It is important to use a standard template for business plans. There are ten sections to these plans, in order they are: : Executive Summary, Company Analysis, Industry Analysis, Customer Analysis, Competitive Analysis, Marketing Plan, Operations Plan, Management Team, Financial Plan, and Appendix. You should not deviate from this basic structure, you want investors to be able to find whatever piece of information they are looking for so fill out these sections in this order with what you know about each.
Most of the research you will need to do is for competitive analysis, customer analysis and industry analysis sections of your plan. Find and utilize reliable sources, those trusted by your industry to unearth trends, market facts and statistics. For your financial plan, operations plan and marketing plan sections, you should research available labor pool, potential locations, and start up and operating costs in your niche. Your own company will be subject to research as well, including required and existing labor for your company analysis section.
3. Strategy Development
When research is complete, you will determine the wisdom of going on with your business plan. You might discover that your business has no market and scrap it altogether. On the other hand if you find a potential market, make sure you map all streams of revenue from said market to your company coffers. All of this information will be placed in the marketing plan section. Your operations plan will detail how the company will be operated.
4. Financial Calculations
The most scrutinized area of your business plan will be the financial plan. Revenues, costs and activities must be clearly stated in accounting terms. This creates the very important pro forma or projected financial statement. A spreadsheet program with a financial template is a good idea for this section. Unless you are an accountant yourself, you may want to consult a professional.
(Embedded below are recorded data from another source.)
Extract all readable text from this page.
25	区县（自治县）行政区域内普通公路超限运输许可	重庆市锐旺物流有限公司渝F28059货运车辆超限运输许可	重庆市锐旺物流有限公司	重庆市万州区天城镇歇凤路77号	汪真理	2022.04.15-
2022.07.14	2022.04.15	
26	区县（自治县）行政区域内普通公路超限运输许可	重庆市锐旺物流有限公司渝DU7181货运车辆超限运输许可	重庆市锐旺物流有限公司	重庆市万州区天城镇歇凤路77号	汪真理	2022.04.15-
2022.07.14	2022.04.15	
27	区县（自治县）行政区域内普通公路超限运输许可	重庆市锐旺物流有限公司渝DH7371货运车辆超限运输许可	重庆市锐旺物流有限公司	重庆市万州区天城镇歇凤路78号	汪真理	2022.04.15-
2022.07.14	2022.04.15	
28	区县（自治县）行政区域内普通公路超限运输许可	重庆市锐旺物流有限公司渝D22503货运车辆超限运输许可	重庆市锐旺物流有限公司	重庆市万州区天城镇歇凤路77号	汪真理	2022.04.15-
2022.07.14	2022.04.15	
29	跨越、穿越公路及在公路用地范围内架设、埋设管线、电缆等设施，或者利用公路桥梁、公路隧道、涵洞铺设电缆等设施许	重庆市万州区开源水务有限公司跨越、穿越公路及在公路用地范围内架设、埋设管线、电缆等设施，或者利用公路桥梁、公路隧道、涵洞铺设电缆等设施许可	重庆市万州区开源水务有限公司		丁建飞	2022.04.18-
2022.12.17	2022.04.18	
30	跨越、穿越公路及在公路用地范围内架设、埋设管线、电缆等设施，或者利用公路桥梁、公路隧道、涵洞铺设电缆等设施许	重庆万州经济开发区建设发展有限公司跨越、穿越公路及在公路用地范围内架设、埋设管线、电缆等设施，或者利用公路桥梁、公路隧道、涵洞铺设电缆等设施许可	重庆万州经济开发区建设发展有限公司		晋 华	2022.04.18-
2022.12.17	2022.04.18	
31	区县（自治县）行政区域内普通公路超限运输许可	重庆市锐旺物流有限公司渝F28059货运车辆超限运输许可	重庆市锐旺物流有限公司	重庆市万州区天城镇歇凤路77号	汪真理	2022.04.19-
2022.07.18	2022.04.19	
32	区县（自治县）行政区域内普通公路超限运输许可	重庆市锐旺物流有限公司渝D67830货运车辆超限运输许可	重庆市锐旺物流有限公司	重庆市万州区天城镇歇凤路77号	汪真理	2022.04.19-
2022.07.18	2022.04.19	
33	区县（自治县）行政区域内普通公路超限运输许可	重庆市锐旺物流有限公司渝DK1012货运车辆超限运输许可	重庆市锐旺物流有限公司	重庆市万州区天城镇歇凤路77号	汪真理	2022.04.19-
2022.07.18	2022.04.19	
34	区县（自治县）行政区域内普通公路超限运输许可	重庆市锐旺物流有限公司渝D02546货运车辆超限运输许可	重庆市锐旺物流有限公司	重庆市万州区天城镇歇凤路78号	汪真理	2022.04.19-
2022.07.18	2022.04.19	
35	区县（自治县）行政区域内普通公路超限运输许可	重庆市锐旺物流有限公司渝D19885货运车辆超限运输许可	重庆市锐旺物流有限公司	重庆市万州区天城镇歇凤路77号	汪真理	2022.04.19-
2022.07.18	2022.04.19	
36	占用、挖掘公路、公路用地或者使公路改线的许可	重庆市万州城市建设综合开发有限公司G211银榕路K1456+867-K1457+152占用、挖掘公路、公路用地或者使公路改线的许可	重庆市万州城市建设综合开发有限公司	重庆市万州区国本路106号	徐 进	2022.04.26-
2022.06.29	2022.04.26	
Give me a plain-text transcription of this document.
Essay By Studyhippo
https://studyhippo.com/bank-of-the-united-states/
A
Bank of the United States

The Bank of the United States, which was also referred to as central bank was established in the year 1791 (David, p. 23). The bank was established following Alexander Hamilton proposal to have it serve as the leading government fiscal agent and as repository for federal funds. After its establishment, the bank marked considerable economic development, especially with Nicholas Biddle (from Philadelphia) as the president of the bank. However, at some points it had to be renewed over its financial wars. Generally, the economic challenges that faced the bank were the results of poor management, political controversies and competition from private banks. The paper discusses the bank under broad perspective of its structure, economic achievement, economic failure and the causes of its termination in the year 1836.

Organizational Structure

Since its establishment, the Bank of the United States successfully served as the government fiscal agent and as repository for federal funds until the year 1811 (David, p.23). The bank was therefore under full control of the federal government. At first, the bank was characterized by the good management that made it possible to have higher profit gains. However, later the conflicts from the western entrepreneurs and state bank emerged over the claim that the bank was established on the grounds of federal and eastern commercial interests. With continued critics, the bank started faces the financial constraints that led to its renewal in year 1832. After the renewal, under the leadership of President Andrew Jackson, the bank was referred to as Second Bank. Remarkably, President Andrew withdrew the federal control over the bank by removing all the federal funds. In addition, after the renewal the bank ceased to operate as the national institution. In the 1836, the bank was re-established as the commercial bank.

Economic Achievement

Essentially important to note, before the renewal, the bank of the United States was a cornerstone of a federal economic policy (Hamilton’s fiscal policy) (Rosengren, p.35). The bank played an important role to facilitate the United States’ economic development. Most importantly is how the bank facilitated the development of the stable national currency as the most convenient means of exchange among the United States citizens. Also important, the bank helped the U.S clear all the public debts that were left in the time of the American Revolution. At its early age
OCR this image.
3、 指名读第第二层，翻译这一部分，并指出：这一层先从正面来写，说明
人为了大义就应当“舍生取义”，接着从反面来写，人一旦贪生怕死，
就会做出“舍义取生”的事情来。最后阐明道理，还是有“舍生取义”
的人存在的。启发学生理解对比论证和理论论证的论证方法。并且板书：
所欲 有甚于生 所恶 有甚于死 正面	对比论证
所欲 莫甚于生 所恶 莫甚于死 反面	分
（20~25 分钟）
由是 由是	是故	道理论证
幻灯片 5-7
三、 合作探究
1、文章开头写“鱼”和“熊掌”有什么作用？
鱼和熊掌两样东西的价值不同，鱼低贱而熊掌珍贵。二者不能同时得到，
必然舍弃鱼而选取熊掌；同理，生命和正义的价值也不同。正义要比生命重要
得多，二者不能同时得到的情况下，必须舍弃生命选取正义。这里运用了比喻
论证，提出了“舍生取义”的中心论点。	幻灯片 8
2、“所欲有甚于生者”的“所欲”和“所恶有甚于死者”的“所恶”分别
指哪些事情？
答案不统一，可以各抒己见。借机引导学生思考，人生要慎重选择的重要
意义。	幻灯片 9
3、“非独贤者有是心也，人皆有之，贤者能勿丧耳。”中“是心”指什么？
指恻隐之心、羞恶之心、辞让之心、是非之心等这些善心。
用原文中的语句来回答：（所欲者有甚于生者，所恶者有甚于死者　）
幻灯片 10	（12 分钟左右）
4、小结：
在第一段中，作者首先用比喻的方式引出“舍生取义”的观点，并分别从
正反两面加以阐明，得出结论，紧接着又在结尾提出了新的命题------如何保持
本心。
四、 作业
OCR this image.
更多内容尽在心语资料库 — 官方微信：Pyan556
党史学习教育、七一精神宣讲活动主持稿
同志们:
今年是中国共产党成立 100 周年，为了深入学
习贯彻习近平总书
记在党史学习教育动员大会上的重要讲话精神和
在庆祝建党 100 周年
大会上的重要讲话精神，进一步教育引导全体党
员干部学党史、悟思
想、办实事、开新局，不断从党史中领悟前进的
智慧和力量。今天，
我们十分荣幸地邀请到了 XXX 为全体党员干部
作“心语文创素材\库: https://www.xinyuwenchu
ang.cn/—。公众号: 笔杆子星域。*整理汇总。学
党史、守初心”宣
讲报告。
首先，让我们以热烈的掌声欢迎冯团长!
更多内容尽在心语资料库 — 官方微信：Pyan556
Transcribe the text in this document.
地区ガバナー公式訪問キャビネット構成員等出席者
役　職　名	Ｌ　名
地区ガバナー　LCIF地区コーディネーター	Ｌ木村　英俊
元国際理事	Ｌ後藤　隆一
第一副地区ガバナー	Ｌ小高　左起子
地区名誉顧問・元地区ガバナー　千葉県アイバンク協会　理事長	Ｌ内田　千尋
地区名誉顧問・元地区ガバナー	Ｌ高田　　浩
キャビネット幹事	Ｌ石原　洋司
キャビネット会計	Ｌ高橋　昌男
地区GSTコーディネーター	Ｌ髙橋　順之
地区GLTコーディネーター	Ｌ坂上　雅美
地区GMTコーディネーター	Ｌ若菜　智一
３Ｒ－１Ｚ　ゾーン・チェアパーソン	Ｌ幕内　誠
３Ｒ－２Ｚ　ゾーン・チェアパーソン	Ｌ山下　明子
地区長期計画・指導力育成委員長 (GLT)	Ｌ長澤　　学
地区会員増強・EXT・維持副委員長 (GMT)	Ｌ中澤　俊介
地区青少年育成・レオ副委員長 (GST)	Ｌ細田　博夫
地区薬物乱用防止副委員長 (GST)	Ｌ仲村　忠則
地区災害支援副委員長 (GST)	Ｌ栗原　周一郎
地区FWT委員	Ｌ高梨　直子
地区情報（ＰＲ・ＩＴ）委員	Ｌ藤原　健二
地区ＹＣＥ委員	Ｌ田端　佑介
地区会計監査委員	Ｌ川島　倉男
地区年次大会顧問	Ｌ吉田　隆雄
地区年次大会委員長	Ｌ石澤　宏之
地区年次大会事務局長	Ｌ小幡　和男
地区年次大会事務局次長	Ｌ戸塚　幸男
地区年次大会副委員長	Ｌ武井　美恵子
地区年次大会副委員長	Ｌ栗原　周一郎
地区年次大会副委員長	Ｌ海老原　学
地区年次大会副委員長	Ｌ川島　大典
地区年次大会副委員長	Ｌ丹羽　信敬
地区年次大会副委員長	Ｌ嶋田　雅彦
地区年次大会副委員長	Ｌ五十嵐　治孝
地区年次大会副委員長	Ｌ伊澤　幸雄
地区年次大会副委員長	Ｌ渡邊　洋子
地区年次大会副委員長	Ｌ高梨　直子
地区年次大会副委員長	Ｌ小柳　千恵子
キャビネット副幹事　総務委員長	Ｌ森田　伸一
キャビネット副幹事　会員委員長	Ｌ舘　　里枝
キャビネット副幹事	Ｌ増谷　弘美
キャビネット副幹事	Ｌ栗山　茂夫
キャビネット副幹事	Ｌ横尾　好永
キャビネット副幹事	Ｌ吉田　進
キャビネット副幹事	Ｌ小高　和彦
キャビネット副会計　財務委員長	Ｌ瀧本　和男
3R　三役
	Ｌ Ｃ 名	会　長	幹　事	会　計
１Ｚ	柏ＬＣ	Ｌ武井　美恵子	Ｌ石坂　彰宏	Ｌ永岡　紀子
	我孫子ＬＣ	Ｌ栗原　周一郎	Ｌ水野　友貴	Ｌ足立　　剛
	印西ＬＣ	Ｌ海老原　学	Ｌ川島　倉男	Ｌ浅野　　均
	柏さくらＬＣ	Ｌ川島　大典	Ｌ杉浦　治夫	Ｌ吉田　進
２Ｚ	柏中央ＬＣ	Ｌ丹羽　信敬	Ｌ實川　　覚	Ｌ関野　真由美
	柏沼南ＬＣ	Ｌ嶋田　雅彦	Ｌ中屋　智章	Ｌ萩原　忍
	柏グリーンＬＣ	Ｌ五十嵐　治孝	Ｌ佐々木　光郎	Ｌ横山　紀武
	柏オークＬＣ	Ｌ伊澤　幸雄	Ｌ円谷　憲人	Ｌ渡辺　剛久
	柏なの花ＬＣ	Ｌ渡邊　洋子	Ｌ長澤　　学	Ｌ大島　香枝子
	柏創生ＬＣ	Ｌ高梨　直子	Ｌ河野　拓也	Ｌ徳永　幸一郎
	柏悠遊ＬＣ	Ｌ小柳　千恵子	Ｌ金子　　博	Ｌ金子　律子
The best way to create your business plan is to write it in this order: Industry Analysis, Customer Analysis, Competitive Analysis, Marketing Plan, Operations Plan, Company Analysis, Management Team, Financial Plan, and finally the Executive Summary. The final executive summary should cover the highlights of the entire plan and urge investors to read the rest of your business plan. Now move your summary to the front of the class and tack on your appendix, which is where you will support all the claims in your plan.
A big mistake those new to writing business plans make is to focus to thoroughly on their business and spend too little time on researching and understanding the industry and market in which they will compete. When you understand this concept, you will put together a business plan that makes investors sit up and pay attention.